At 1:53 PM, Blogger Liz said...

FINY~

OH MY GOD! WE ARE THE SAME PERSON!!! This is getting weird! ;-)

I was the only one who said anything, but everyone thanked me.

 
At 2:15 PM, Blogger FINY said...

We really are. It's completely freaky. I'm starting to think that the world is going to implode when we actually get to meet!!!

Well, at least they thanked you. Trust me if I had been there I would have been spitting fire right along with you :)

 
At 2:21 PM, Blogger Liz said...

For some odd reason, I am not surprised!

 
At 8:37 PM, Blogger Jack said...

Go Lizy!

You rock.

 
At 6:33 AM, Blogger Meegan said...

This is a perfect example of the Lizy I know and love, when you turn into your mother and open up a can of whupass. And I know exactly the tone of voice you used - the one where you use a lot of "no, excuse me"s to make your point.
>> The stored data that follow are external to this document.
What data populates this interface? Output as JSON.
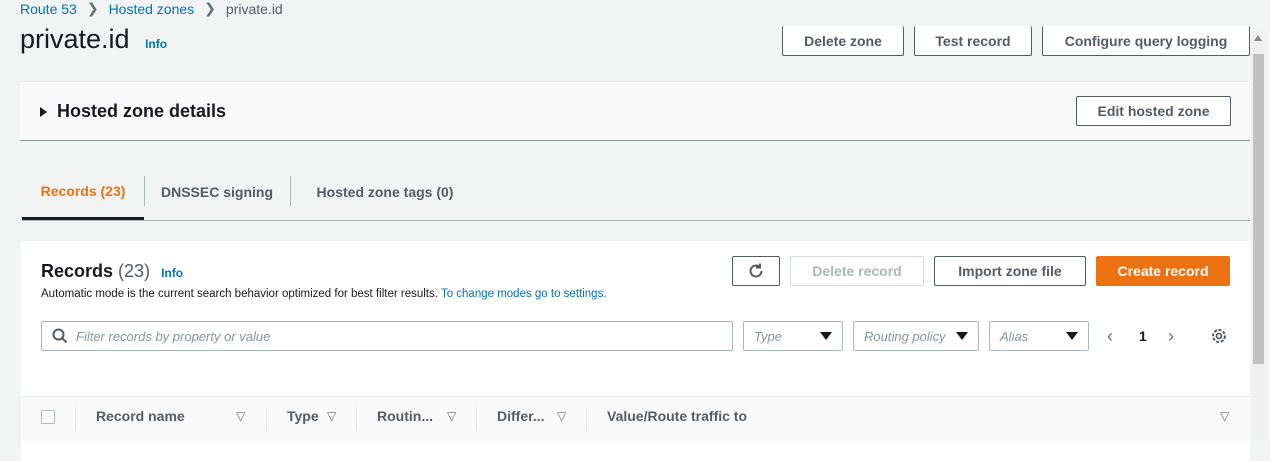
{
  "breadcrumb": {
    "items": [
      "Route 53",
      "Hosted zones"
    ],
    "current": "private.id",
    "separator": ">"
  },
  "page": {
    "title": "private.id",
    "info": "Info"
  },
  "header_buttons": {
    "delete_zone": "Delete zone",
    "test_record": "Test record",
    "configure_logging": "Configure query logging"
  },
  "details": {
    "title": "Hosted zone details",
    "edit_button": "Edit hosted zone"
  },
  "tabs": [
    {
      "label": "Records (23)",
      "active": true
    },
    {
      "label": "DNSSEC signing",
      "active": false
    },
    {
      "label": "Hosted zone tags (0)",
      "active": false
    }
  ],
  "records": {
    "title": "Records",
    "count": "(23)",
    "info": "Info",
    "description": "Automatic mode is the current search behavior optimized for best filter results.",
    "settings_link": "To change modes go to settings.",
    "refresh_icon": "refresh-icon",
    "delete_button": "Delete record",
    "import_button": "Import zone file",
    "create_button": "Create record"
  },
  "filters": {
    "search_placeholder": "Filter records by property or value",
    "type": "Type",
    "routing_policy": "Routing policy",
    "alias": "Alias",
    "page": "1"
  },
  "table": {
    "columns": [
      "Record name",
      "Type",
      "Routin...",
      "Differ...",
      "Value/Route traffic to"
    ]
  },
  "colors": {
    "accent": "#ec7211",
    "link": "#0073bb",
    "text": "#16191f",
    "muted": "#545b64"
  }
}
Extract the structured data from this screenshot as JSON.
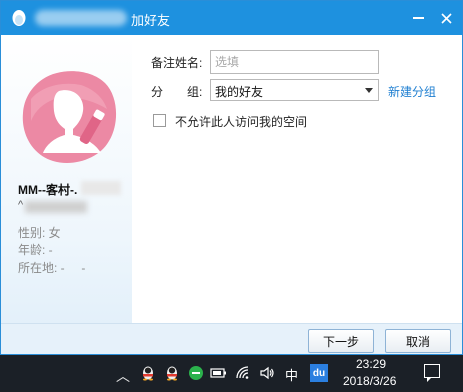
{
  "title": {
    "text": "加好友",
    "minimize_icon": "minimize-icon",
    "close_icon": "close-icon",
    "app_icon": "qq-penguin-icon"
  },
  "profile": {
    "nickname": "MM--客村-.",
    "account_prefix": "^",
    "gender": "性别: 女",
    "age": "年龄: -",
    "location": "所在地: -     -"
  },
  "form": {
    "remark_label": "备注姓名:",
    "remark_placeholder": "选填",
    "remark_value": "",
    "group_label_left": "分",
    "group_label_right": "组:",
    "group_selected": "我的好友",
    "new_group_link": "新建分组",
    "block_space_label": "不允许此人访问我的空间",
    "block_space_checked": false
  },
  "footer": {
    "next_button": "下一步",
    "cancel_button": "取消"
  },
  "taskbar": {
    "ime": "中",
    "baidu_badge": "du",
    "time": "23:29",
    "date": "2018/3/26"
  },
  "colors": {
    "titlebar": "#1e91df",
    "link": "#1f7fd1",
    "avatar_pink": "#ec89a4"
  }
}
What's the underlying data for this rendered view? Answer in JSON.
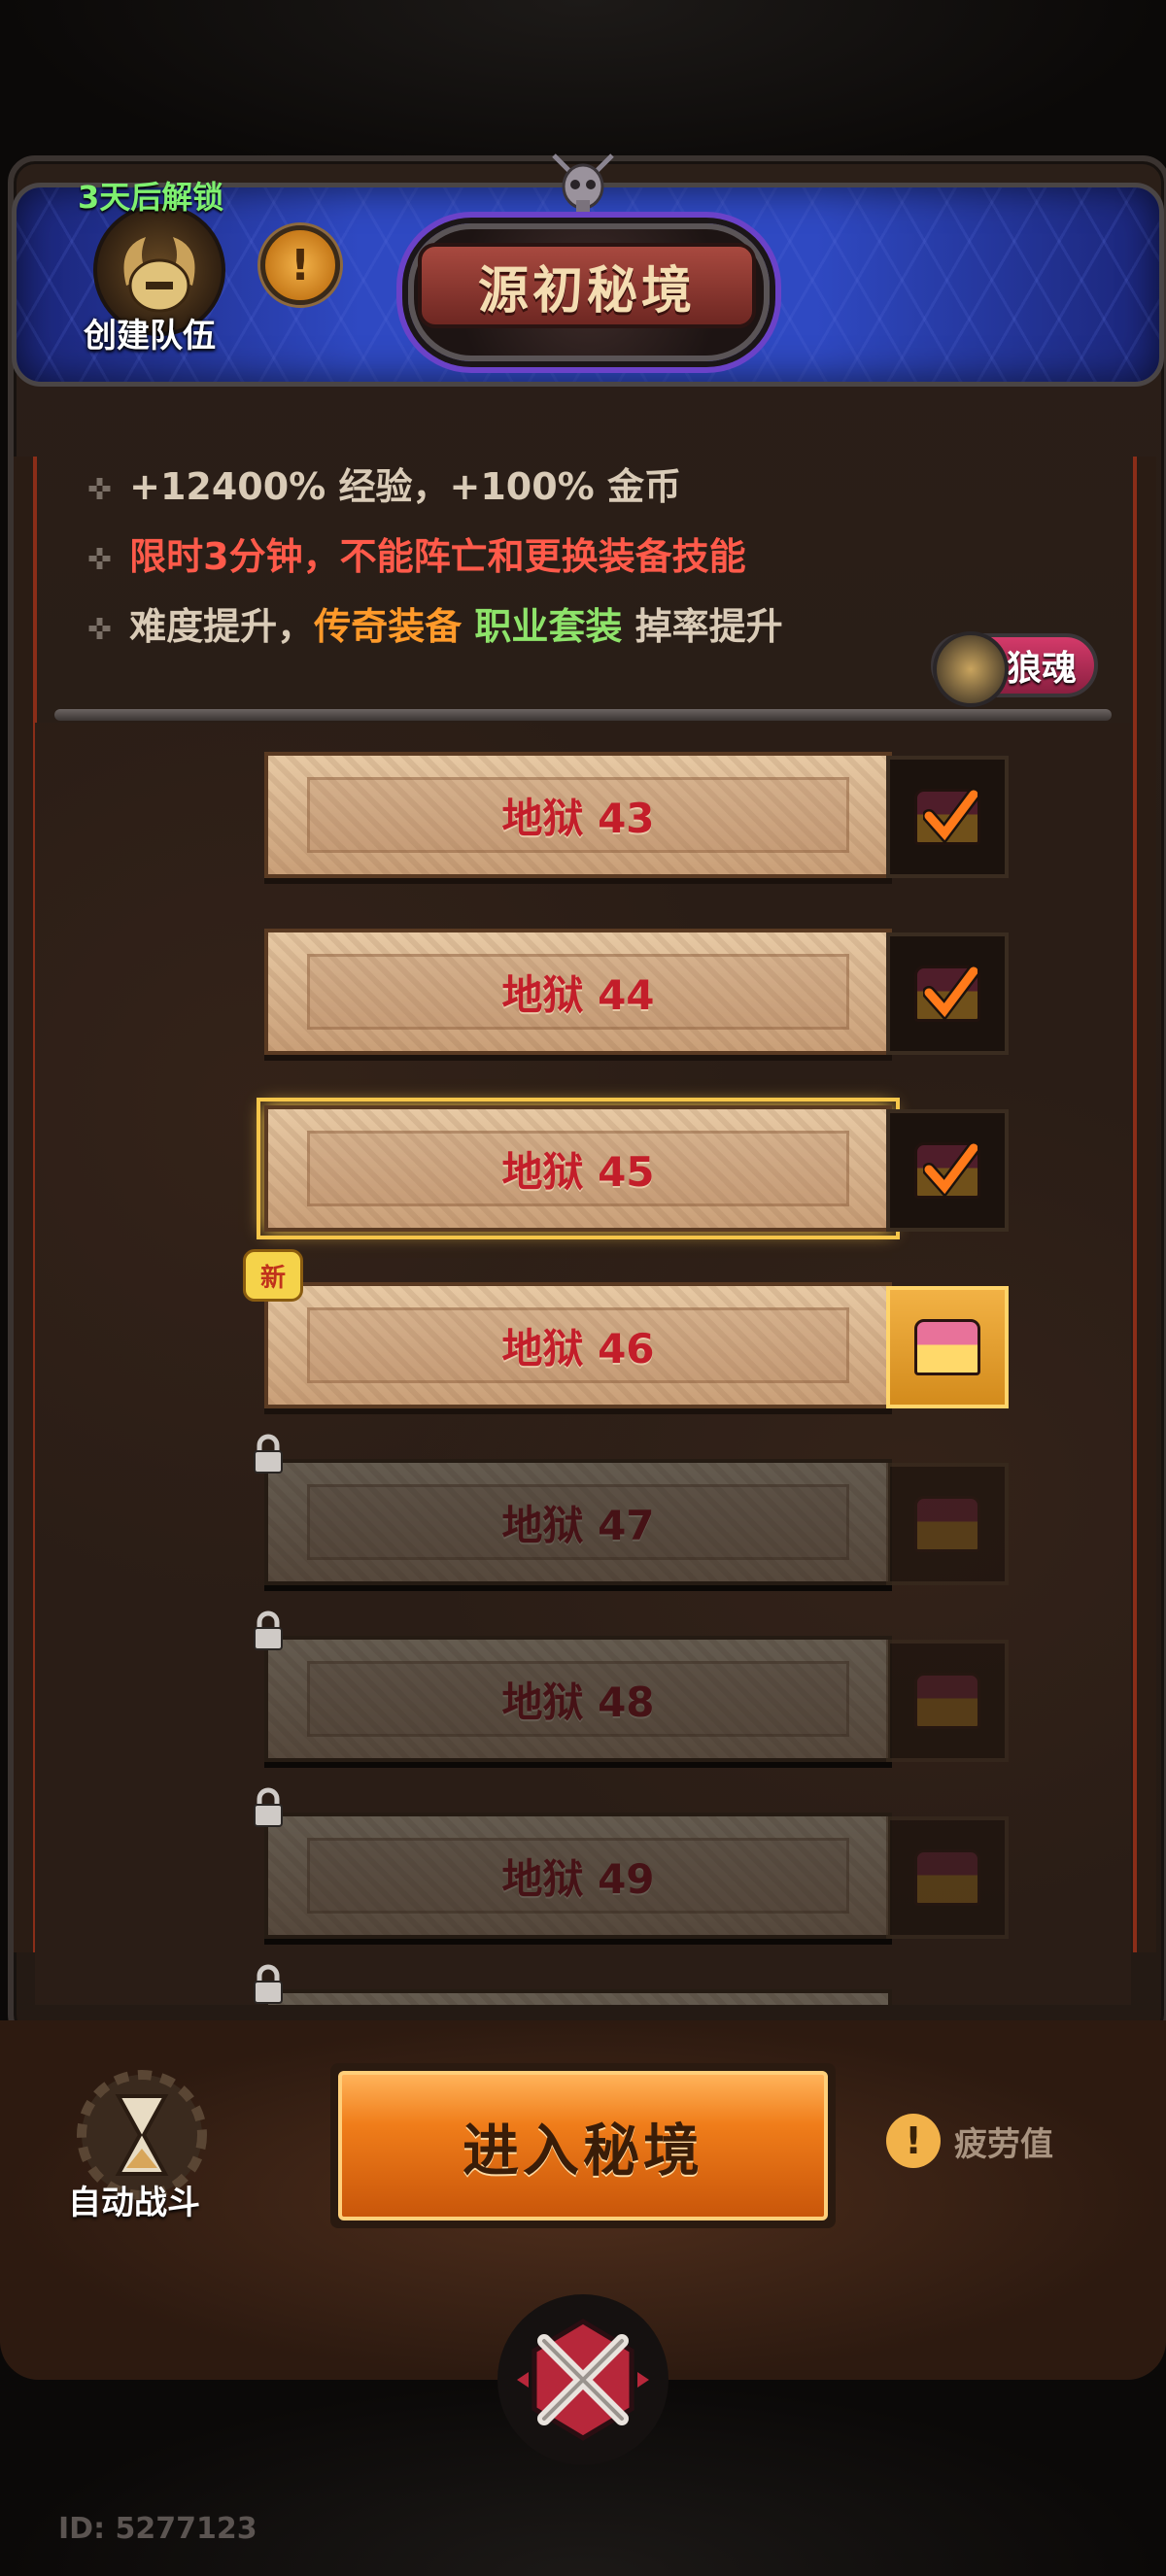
{
  "header": {
    "title": "源初秘境",
    "team_unlock": "3天后解锁",
    "team_label": "创建队伍",
    "info_badge": "!"
  },
  "rules": {
    "line1": "+12400% 经验，+100% 金币",
    "line2": "限时3分钟，不能阵亡和更换装备技能",
    "line3_prefix": "难度提升，",
    "line3_legend": "传奇装备",
    "line3_set": "职业套装",
    "line3_suffix": "掉率提升",
    "bullet": "✜"
  },
  "wolf_soul": {
    "label": "狼魂"
  },
  "levels": [
    {
      "label": "地狱 43",
      "state": "completed",
      "reward": "claimed"
    },
    {
      "label": "地狱 44",
      "state": "completed",
      "reward": "claimed"
    },
    {
      "label": "地狱 45",
      "state": "selected",
      "reward": "claimed"
    },
    {
      "label": "地狱 46",
      "state": "new",
      "reward": "claimable",
      "tag": "新"
    },
    {
      "label": "地狱 47",
      "state": "locked",
      "reward": "locked"
    },
    {
      "label": "地狱 48",
      "state": "locked",
      "reward": "locked"
    },
    {
      "label": "地狱 49",
      "state": "locked",
      "reward": "locked"
    }
  ],
  "footer": {
    "auto_battle": "自动战斗",
    "enter_button": "进入秘境",
    "fatigue_icon": "!",
    "fatigue_label": "疲劳值",
    "user_id": "ID: 5277123"
  },
  "colors": {
    "banner_blue": "#2f49c2",
    "danger_red": "#ff5a4a",
    "legend_orange": "#ff9a2a",
    "set_green": "#8ee36a",
    "unlock_green": "#7ff06f",
    "level_text_red": "#c31e2a",
    "enter_orange": "#f07d1a"
  },
  "icons": {
    "team": "horn-helmet-icon",
    "info": "exclamation-icon",
    "wolf": "wolf-head-icon",
    "reward": "treasure-chest-icon",
    "claimed": "check-mark-icon",
    "lock": "padlock-icon",
    "auto": "hourglass-gear-icon",
    "close": "crossed-swords-close-icon"
  }
}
Which theater is that? I mean, where is it? I can't remember. Is that the one by the mall, near where Costco used to be?

 
At 7:17 AM, Blogger Liz said...

It is the one behind Target, the old Tacoma Central Theater.

 
At 8:19 AM, Blogger Meegan said...

Oh, I thought that placed burned down.

 
At 8:52 PM, Blogger Esther said...

I had a feeling that was the movie, considering your description of the beginning of the movie being in the English countryside. I still haven't been able to see that movie!